Other Affiliation(s):


  • University of California, Santa Barbara
  • Human Performance Institute

Bio:

  • 2003 Bio:
    Paras Kaul (www.brainwavechick.com) is a neural artist/researcher, multimedia composer, web coordinator, and educator at George Mason University. She began her art career as a photographer, an experience that provided a natural transition to digital image making. After completing undergraduate and graduate studies in photography, she began MFA studies at the School of the Art Institute of Chicago. Before advancing to digital imaging, she studied photography with Ken Josephson, who was chair of the photography department at the Art Institute.

    After a semester of photographic study, she continued her graduate studies in computer animation. Working with Phil Morton at the Art Institute, she had the opportunity to interact with Copper Giloth, Jane Veeder, and Dan Sandin. The influence of these Chicago artists opened the door to her later career in computer graphics and animation. While completing graduate studies, she worked as an apprentice artist at Real Time Design in Chicago.

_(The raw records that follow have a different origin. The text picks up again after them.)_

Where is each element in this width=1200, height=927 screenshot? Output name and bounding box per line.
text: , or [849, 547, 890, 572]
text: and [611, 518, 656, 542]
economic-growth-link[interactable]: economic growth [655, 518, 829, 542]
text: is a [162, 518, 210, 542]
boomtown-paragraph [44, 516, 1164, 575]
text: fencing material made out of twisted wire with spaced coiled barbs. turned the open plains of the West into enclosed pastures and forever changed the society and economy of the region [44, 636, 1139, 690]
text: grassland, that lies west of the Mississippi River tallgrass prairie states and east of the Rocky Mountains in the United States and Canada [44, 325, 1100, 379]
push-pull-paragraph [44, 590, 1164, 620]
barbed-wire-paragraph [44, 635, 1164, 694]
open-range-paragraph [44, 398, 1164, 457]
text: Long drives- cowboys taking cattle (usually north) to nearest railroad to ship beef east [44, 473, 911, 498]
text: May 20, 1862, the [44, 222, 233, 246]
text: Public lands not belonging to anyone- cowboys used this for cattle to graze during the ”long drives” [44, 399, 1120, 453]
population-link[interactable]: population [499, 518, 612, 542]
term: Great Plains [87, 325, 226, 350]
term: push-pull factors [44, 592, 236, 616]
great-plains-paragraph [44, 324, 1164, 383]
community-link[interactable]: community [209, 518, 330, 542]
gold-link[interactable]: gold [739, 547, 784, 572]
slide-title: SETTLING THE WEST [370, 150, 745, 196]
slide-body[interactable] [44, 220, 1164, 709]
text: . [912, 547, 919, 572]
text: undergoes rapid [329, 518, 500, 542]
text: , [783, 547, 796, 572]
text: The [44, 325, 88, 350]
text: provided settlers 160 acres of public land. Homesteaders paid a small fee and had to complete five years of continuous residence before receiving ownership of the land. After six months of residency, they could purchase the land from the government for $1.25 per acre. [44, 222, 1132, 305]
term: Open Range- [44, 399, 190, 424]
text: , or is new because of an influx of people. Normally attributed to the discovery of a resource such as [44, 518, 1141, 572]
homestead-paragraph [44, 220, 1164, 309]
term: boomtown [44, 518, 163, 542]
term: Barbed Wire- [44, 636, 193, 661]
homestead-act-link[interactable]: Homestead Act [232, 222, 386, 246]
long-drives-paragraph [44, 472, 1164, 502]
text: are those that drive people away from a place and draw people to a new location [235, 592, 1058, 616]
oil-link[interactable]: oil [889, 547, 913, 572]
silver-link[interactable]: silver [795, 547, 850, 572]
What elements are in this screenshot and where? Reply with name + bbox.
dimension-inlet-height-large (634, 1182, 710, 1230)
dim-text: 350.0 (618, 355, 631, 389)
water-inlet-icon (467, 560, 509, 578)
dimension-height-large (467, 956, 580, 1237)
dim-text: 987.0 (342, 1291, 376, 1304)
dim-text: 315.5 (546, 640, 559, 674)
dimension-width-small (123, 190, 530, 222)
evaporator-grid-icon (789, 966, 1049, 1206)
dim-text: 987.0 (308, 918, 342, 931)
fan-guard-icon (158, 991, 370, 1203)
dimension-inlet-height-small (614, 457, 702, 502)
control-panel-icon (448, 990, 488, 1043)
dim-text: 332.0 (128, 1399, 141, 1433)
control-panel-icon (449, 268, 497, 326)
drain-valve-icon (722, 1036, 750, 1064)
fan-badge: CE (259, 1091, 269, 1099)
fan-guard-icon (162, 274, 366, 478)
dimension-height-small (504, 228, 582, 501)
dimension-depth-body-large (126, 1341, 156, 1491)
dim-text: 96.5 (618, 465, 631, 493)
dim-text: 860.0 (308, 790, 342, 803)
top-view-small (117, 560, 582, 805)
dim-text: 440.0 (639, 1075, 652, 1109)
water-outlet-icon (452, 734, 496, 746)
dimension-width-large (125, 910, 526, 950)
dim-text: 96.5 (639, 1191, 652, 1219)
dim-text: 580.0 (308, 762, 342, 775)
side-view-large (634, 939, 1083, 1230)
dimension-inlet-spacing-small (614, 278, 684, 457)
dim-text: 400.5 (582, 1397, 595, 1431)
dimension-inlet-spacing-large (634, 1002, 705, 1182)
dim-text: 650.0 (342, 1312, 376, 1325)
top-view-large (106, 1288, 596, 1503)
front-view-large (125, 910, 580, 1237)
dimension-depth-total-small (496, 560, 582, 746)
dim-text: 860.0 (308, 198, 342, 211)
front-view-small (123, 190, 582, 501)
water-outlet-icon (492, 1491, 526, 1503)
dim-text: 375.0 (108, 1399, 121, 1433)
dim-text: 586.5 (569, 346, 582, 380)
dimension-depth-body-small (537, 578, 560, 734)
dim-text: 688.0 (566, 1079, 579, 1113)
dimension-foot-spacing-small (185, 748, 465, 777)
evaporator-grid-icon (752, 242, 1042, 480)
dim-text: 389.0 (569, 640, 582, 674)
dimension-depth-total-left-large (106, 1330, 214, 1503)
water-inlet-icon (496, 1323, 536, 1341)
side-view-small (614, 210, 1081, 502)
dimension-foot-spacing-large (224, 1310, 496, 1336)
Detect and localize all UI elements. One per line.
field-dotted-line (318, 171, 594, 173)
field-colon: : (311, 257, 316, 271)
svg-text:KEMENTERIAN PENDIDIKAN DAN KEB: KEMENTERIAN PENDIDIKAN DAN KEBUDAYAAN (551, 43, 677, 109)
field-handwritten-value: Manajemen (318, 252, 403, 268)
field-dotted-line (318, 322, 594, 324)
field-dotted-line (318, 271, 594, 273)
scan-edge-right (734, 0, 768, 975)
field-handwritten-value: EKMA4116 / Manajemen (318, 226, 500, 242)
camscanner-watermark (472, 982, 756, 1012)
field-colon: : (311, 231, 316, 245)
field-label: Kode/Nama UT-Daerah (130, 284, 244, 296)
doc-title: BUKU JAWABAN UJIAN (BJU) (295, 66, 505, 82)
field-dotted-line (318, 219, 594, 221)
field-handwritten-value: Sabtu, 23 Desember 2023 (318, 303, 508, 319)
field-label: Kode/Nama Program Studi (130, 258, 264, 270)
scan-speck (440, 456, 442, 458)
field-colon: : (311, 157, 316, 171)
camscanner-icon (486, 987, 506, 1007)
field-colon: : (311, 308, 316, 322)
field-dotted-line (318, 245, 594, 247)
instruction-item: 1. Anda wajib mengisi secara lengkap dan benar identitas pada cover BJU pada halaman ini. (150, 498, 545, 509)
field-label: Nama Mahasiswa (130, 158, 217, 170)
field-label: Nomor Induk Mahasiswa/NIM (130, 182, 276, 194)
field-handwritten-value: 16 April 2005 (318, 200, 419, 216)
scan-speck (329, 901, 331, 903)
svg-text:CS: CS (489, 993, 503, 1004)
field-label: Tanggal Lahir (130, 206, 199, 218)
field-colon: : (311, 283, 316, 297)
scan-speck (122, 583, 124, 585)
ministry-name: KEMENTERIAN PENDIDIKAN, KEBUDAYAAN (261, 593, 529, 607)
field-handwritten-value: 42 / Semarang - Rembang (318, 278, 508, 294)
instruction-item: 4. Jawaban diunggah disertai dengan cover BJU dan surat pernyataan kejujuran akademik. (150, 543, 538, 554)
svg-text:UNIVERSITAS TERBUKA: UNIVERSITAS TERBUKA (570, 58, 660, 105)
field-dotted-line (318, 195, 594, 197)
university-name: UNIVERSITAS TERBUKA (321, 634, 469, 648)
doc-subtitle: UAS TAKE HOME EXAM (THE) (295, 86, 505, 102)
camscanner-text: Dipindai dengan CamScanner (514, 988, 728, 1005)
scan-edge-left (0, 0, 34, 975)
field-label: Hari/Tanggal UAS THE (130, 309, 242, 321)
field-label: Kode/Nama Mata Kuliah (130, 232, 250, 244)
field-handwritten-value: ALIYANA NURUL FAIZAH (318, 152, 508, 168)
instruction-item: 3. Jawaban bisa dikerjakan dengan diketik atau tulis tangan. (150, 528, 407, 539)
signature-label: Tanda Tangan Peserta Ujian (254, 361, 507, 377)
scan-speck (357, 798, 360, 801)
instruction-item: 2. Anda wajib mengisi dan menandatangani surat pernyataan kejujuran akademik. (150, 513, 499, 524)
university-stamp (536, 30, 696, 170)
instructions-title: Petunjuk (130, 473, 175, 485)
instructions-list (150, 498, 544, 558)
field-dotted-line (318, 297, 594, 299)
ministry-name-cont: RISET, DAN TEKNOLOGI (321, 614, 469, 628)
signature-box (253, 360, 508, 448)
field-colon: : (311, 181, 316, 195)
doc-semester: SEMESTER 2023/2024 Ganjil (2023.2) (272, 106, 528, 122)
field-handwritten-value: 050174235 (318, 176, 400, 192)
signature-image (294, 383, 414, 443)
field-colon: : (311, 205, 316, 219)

Upon completion of her MFA degree, she went to New York and worked for Jeff Kleiser at Digital Effects. Later she moved to Hollywood and became an artist in residence at Omnibus, Inc. al Paramount Studios.

    During a period of upheavals in the computer industry in the mid 1980s, she began to focus on academia, since she had originally planned to be an educator in the arts. She began teaching computer graphics at California State University, Los Angeles. Additionally, she had opportunities to lecture at UCLA and UC Santa Barbara. In 1997, she moved to Mississippi and became an assistant professor in a graduate program in electronic visualization at Mississippi State University. There she had the opportunity to learn Alias|Wavefront’s Maya 3D software. Working with a music composer at the university, she produced a computer animation called Raw Data. The image presented at SIGGRAPH 2003 was later created from the digital data used in the animation.